In 1868 Chapman moved his family to a large Victorian home on Market St. in Bethlehem. He was a devout member of Trinity Episcopal Church. From Bethlehem he made frequent trips to the company’s New York office and often negotiated, as both the company’s president and treasurer, its contracts himself. Chapman left the day to day running of the Chapman Slate Company to his half-brother Richard Chapman, a fellow “slater” who came to America from Cornwall in 1862. After spending some time in Pen Argyl running the Pennsylvania Slate Quarry, in 1866 he took over the Chapman Company Quarries. It was Richard Chapman who created, using wire rope, what was called an inclined cableway for hoisting large slate blocks and slate waste out of the quarry. It was so successful and efficient soon quarries across the country adopted it.
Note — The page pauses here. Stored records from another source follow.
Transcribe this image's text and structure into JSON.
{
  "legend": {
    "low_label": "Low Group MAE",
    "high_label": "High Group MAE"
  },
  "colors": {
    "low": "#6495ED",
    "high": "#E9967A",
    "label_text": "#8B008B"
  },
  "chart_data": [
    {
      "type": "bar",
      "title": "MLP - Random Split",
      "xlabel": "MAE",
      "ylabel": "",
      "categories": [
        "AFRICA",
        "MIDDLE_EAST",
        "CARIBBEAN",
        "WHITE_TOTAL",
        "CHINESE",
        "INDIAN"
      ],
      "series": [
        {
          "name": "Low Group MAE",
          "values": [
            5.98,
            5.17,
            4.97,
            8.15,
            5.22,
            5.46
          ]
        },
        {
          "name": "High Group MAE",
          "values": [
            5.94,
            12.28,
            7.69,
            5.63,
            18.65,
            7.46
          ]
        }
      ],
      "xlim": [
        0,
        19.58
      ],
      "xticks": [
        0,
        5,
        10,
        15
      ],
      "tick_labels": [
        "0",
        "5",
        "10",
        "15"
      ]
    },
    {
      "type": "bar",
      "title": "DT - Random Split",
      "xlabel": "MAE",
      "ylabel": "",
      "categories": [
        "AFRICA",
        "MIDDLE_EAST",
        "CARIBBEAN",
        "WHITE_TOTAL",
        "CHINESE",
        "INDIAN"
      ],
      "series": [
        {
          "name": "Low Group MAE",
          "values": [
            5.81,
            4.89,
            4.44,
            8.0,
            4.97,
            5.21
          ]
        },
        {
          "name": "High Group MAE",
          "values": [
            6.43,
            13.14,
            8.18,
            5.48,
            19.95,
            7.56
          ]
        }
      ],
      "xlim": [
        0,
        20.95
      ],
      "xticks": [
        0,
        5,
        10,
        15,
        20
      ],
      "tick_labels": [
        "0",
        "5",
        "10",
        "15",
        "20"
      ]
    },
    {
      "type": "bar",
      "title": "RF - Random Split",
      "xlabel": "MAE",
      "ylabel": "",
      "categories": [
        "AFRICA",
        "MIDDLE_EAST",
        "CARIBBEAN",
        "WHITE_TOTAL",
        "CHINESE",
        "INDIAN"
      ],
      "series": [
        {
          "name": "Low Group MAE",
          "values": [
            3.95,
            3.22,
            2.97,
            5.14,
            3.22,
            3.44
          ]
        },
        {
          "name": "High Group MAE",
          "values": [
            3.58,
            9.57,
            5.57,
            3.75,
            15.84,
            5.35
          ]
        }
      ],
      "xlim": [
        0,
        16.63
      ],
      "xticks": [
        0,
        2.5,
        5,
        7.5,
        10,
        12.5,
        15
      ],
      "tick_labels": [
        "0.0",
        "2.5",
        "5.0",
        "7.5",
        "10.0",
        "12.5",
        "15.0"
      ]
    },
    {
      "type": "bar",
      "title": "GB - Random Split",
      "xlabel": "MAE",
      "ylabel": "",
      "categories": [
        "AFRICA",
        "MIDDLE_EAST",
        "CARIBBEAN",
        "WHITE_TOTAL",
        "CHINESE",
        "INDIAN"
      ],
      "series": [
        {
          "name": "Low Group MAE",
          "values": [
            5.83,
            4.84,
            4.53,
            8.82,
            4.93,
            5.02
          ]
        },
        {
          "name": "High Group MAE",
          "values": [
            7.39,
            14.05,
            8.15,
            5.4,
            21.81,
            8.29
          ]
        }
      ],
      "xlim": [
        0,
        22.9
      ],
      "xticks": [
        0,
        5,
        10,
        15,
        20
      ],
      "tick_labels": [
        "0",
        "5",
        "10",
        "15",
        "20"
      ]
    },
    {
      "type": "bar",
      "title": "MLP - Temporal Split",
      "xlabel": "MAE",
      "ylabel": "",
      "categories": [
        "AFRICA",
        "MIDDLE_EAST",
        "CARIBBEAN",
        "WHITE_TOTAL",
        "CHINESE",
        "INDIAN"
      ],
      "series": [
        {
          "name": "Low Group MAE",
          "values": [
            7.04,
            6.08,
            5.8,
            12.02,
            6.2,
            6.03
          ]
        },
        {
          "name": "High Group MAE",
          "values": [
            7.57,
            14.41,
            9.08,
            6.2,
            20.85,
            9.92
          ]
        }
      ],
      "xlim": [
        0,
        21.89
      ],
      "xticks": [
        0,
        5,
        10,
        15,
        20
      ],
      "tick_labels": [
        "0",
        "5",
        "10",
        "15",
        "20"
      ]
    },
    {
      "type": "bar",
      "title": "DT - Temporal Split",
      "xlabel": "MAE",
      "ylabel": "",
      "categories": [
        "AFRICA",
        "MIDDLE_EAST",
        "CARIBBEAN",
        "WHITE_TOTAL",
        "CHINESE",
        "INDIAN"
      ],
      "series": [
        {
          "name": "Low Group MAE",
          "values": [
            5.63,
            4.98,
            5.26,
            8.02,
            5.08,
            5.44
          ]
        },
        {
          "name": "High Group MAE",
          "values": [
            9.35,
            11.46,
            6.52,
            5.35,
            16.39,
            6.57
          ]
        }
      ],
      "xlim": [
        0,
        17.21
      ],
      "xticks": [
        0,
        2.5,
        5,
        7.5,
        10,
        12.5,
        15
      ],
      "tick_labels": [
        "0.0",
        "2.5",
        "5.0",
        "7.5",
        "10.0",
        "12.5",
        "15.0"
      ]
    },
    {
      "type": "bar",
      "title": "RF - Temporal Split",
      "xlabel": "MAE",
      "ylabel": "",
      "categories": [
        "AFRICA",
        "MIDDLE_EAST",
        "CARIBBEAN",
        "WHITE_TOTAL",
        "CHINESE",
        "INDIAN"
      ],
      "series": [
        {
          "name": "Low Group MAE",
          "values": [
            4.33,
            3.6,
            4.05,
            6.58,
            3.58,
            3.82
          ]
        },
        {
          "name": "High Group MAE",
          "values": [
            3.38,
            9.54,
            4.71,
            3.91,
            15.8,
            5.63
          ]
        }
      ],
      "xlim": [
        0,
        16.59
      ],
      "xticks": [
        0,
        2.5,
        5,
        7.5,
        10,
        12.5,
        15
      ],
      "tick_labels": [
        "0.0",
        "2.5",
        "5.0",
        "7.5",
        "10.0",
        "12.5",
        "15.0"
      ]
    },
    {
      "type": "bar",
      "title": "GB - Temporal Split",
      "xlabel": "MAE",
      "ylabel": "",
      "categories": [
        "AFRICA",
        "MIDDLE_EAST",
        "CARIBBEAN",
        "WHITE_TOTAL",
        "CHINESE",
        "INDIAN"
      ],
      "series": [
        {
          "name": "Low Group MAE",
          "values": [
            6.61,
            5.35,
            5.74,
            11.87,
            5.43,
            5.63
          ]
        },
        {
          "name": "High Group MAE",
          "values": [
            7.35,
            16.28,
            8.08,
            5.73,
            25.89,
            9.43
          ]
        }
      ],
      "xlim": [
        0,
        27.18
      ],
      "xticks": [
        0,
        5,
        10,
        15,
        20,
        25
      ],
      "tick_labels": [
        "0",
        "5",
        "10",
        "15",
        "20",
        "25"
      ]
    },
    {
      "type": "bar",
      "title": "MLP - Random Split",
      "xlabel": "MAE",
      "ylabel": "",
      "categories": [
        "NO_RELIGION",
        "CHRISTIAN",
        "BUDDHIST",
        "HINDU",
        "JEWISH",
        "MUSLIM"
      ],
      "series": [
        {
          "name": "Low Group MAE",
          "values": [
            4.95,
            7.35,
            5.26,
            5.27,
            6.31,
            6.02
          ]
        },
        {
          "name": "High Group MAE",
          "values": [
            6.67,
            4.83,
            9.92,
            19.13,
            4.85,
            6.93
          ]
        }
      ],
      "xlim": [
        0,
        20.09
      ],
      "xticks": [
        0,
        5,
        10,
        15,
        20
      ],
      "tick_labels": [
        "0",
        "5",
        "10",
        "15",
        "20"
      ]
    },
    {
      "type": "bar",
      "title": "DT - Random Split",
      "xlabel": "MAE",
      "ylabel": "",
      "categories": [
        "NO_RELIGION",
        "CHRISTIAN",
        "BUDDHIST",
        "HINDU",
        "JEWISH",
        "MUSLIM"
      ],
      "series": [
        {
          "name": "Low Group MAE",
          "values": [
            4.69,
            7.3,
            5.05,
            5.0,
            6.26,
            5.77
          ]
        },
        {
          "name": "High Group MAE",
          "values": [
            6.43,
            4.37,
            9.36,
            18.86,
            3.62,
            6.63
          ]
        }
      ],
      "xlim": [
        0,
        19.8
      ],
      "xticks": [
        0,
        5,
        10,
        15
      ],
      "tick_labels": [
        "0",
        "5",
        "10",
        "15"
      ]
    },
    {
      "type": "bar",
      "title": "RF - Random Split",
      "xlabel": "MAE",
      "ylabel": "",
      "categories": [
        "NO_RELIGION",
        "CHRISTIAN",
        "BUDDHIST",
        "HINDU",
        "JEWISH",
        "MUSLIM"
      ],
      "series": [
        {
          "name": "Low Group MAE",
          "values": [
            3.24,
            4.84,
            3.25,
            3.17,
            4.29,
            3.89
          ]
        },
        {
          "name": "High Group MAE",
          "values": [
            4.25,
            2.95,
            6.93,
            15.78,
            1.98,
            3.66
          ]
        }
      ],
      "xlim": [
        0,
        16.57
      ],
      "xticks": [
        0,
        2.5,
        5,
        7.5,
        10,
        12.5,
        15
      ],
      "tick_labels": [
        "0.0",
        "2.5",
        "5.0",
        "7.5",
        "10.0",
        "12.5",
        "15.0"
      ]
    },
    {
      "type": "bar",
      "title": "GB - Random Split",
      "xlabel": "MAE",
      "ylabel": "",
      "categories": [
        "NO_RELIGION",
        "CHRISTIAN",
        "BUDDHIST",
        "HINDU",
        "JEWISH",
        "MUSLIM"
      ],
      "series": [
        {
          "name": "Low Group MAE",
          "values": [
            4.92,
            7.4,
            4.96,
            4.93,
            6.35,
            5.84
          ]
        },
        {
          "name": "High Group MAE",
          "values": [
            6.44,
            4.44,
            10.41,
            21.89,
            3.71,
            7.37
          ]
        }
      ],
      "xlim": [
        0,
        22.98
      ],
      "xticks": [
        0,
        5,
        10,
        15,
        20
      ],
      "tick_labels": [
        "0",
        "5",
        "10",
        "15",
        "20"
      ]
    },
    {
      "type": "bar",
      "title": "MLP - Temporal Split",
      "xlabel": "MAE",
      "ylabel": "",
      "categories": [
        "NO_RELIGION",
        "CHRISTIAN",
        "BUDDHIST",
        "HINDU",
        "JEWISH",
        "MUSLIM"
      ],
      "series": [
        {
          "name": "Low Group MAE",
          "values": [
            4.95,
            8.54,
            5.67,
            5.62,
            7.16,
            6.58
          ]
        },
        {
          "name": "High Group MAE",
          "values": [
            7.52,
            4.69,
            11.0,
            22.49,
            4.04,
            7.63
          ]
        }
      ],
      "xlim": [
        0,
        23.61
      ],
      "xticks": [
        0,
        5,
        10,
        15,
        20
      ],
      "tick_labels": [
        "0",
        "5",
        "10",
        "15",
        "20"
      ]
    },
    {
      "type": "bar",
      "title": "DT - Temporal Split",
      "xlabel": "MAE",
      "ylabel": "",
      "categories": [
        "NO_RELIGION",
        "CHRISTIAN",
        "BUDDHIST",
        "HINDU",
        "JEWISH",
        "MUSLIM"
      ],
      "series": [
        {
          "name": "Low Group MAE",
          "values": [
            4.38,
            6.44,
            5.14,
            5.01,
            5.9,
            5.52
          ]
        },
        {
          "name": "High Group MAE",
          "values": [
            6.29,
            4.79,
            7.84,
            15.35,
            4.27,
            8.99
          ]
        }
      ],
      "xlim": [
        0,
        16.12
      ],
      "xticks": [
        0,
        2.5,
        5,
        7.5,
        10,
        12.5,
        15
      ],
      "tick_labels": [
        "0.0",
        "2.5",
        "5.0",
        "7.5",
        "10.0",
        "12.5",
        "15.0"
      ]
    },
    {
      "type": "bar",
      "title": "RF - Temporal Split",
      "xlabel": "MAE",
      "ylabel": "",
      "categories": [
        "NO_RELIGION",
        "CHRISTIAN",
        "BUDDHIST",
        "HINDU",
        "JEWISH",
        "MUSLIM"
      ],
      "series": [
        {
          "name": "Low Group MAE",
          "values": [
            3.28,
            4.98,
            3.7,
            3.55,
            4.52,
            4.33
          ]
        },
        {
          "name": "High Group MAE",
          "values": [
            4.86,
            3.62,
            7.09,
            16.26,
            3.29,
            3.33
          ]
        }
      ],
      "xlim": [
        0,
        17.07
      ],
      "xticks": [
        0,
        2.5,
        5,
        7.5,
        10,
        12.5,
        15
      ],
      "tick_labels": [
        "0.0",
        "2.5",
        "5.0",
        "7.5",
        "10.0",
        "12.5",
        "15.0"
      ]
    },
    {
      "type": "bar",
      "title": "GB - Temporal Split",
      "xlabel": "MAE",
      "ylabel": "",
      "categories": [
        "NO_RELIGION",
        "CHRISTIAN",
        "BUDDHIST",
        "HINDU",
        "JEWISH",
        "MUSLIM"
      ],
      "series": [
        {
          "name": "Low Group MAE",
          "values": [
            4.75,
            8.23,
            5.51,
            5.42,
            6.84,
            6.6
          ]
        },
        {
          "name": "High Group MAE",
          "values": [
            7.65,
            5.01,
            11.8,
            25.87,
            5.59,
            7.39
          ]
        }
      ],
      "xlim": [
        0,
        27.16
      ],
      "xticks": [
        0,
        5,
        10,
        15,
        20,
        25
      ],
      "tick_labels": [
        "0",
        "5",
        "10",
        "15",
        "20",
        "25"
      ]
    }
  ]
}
Like many industrial centers of the time Chapman borough was a one company town with company housing and a company store. It also had a school, two churches, a post office, hotel and railroad station. The company also provided the borough hall with three jail cells and slate “potties.” Richard Chapman’s home, a handsome Victorian structure, still exists on the borough’s South Main Street. He was a staunch Democrat who served in the state legislature and as chief burgess. He was also a delegate to several Democratic national conventions.
By the start of the 20th century, William Chapman, who had embarked on the Hindoo in 1842 at 26, was now 86. On December 13, 1902 the baby who had opened his eyes shortly after the battle of Waterloo closed them forever in the first administration of Theodore Roosevelt. In time the Chapman family sold the slate company, which went out of operation in 1959. Except for piles of waste, slate and a slate factory chimney, there is little sign of the slate company’s works.
Today Chapman is a pleasant, quiet borough of homes and homeowners with a population of a little less than 200.